Unlike cats and dogs that inherited their ability to run from a common ancestor, “vampire bats evolved the ability to run by themselves,” Riskin said. He believes they may have done so in the days when they were feeding on animals smaller and nimbler than cows, pigs and horses. If their prey moved away as they were feeding, vampire bats could just run a short distance after them instead of flying to catch up with them.

These bats’ terrestrial agility comes in handy when they maneuver around prey many times larger than they are. Cows, for example, can step on them and crush them if they do not get out of the way.

“Vampire bats are good on the ground because it’s very dangerous … they need to be quick,” Riskin said.

Footage of the bats running was an eye-opener for many biologists.

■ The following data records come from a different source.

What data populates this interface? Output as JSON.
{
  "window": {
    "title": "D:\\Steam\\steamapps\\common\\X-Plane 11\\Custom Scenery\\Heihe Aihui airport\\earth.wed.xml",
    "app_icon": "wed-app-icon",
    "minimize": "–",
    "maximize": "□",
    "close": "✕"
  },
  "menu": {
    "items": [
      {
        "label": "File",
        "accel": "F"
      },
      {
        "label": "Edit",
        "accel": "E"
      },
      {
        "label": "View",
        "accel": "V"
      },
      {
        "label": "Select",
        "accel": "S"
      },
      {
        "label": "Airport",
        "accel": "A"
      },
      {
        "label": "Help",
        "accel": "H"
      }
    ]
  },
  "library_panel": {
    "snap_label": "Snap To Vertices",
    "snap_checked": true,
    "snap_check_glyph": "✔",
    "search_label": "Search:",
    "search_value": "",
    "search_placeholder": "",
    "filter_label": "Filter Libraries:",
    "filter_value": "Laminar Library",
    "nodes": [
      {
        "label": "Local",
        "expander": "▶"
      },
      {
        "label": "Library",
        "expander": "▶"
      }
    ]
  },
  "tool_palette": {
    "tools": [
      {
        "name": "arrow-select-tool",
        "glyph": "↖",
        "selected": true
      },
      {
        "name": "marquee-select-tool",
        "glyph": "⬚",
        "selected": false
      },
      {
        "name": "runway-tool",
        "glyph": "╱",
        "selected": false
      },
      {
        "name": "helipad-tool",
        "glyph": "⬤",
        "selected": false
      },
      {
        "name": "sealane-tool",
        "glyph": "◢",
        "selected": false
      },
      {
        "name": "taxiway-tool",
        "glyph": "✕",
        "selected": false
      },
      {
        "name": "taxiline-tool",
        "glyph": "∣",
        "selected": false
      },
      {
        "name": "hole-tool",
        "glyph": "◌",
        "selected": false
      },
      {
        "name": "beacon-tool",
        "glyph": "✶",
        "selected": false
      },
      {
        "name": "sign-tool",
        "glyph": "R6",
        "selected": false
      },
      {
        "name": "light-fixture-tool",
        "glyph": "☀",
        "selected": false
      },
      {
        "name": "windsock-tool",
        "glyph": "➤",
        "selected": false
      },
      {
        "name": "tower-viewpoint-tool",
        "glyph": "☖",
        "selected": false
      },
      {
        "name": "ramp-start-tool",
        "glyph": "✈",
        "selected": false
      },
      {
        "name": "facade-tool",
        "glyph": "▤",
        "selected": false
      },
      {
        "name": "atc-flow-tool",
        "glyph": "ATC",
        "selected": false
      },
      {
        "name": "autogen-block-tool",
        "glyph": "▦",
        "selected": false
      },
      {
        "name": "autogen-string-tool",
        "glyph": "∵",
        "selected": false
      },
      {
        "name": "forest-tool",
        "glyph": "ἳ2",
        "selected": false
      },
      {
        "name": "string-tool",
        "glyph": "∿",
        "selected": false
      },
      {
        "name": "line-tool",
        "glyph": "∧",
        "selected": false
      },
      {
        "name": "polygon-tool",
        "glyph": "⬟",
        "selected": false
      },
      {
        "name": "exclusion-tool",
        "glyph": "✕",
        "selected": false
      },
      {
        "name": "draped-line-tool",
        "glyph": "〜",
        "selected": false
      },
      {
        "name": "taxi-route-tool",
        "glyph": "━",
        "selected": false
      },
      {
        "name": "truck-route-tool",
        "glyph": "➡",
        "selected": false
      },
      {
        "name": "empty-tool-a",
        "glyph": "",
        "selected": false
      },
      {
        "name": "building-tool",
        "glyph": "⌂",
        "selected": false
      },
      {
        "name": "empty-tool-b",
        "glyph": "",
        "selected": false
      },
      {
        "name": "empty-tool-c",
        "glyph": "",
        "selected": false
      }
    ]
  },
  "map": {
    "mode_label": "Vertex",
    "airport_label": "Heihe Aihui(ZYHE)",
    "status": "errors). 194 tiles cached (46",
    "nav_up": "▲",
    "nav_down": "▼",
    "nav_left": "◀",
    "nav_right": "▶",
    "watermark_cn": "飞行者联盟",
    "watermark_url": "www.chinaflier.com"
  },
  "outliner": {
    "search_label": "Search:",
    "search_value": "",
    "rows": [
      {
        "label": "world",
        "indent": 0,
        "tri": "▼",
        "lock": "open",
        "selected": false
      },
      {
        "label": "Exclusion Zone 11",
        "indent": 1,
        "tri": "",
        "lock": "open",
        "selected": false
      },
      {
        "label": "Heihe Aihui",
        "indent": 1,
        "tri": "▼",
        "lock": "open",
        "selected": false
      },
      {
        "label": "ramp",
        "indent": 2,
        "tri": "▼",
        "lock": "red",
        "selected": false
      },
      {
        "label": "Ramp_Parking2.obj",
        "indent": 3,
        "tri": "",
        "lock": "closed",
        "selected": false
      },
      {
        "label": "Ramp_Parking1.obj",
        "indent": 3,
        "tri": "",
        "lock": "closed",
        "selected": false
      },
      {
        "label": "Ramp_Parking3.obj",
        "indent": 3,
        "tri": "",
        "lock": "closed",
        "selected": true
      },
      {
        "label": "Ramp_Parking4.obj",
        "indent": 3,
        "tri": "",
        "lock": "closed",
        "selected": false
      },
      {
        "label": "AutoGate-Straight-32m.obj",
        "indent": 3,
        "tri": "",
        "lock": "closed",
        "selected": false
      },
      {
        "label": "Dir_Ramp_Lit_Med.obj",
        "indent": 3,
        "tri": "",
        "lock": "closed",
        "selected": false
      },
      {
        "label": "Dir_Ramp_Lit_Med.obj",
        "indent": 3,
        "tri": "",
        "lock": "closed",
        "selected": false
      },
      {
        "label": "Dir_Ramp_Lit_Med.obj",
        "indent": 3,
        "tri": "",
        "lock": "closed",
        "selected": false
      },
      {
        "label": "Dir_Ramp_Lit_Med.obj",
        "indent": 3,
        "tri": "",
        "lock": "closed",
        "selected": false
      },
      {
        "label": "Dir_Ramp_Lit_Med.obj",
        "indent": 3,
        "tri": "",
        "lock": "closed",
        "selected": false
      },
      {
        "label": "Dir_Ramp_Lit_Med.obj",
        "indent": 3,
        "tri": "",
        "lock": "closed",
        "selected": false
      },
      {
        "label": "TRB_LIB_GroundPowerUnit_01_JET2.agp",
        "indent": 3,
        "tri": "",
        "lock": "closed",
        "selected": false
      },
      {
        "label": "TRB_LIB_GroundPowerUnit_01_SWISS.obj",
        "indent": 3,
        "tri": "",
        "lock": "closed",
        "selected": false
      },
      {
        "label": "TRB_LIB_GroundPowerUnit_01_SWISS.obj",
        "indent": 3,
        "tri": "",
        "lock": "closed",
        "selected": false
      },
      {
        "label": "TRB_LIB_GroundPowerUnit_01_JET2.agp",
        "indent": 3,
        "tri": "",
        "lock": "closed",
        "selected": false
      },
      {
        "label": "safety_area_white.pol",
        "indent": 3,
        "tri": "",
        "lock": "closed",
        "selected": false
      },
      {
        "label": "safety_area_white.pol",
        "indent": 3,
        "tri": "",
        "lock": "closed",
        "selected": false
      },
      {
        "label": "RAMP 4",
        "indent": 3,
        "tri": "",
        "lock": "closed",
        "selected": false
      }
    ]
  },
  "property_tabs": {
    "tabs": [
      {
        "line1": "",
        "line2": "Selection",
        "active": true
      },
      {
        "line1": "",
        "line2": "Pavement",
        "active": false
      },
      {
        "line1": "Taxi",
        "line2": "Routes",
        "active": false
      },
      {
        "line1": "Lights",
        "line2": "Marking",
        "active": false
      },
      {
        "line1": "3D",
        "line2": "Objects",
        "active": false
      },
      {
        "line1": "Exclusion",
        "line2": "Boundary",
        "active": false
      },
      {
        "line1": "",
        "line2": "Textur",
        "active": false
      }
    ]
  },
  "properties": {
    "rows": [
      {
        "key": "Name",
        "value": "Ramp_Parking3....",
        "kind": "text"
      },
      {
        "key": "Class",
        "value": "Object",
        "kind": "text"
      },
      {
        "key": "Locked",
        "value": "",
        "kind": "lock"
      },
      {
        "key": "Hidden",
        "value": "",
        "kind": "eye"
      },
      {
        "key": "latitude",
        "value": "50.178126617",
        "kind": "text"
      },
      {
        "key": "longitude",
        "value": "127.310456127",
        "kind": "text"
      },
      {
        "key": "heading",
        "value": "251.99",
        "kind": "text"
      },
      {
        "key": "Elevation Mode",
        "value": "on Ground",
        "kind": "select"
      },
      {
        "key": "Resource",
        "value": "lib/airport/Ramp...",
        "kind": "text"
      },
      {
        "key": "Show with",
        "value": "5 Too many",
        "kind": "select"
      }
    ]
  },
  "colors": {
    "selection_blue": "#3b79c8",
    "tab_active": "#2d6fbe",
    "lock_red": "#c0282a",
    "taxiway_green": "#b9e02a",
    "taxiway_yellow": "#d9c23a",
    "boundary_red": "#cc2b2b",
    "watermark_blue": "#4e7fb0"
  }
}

“I was totally surprised,” said Thomas Kunz, a bat expert and director for the Center for Ecology and Conservation Biology at Boston University. “I’m well aware that bats can run … the uniqueness of the discovery is the galloping locomotion they use.” He continued, “It raises questions about what kind of terrestrial locomotion might be present in other bats.”

To help answer that question, Riskin next plans to study the ground movement of an insect-eating New Zealand bat and compare its walk to that of the common vampire bat.

Understanding how these animals move is important, Hermanson said, because “a lot of the information about biology can be translated into other fields.” He pointed out that the Mars Rover, for example, draws upon the locomotion patterns of several animals in its design.